Why do some businesses and organizations survive and evolve through crises, while others fold? This question is asked by Stefan Tengblad, Professor of Business Administration at the University of Skövde, in his recent book The Organizational Resilience Framework. And now, one of the most important organizations in the world wants to hear from Stefan. In March, Stefan has been invited to the UN in New York as a keynote speaker.
– The invitation came as a surprise. A very pleasant one. I am flattered that such an important organization as the UN is interested in these questions, says Stefan Tengblad. Stefan is the editor in chief for the book, which is a collaboration with Margareta Ouidhuis from the University of Borås.
The book, The Organizational Resilience Framework, will be released on February 21 at the University of Skövde. In the book, the researchers will present their findings after having studied multiple companies. Thomas Andersson, Nomie Eriksson, Christian Jansson and Torbjörn Ljungkvist, all from the University of Skövde, have also contributed with sections in the book. They have looked at success stories as well as failed endeavours.
– There are many interesting examples to study. Volvo Cars is one of them. Volvo Cars have experienced several crises and financial difficulties, but they have always found a way back. Most recently, after the separation from Ford. Apple is also worth mentioning in this context. Before the return of Steve Jobs in the 1990's, the company was on the brink of bankruptcy. From there, the company went on a journey to become one of the world's most successful enterprises.
Skilled staff is the most important resource
What are some characteristics of the successful companies? They are reliable, efficient, and have the ability to change, says Tengblad. And, there is a balance between these three characteristics.
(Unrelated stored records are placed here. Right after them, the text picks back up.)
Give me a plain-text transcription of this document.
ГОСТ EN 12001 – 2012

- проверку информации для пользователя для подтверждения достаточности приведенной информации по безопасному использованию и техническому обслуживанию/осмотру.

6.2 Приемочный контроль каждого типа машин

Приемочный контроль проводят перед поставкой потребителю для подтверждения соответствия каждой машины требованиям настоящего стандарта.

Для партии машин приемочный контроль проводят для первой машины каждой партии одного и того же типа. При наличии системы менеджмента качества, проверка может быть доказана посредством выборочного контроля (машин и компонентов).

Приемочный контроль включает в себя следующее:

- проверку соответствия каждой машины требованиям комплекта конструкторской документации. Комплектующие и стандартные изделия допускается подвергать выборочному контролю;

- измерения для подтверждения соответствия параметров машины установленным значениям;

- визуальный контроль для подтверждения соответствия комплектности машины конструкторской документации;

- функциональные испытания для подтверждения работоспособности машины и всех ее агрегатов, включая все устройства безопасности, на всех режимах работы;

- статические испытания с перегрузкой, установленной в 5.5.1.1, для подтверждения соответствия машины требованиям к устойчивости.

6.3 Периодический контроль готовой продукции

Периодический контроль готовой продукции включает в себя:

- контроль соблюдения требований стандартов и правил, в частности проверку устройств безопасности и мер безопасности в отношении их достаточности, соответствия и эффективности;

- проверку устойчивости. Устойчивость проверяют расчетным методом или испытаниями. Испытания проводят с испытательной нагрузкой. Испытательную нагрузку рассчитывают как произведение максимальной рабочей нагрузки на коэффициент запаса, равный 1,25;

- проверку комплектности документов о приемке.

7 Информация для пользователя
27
– Streamlining is closely tied to profitability. However, some companies tend to put too much effort into becoming efficient. They take a short term approach. Companies are better prepared for a temporary recess if there is a long term focus on development. New products or services add to a company's competitiveness, says Tengblad, and adds:
– But the most important factor is an engaged work force. Staff who are active and engaged drive and develop companies. It also leads to happy customers who trust the company, and to returning visitors and customers. There are examples of companies and organizations that have let go of good sales people to reduce the labour costs. Oftentimes, these decisions lead to a loss in credibility and, eventually, in profitability, as well. Short term savings may lead to losses over time.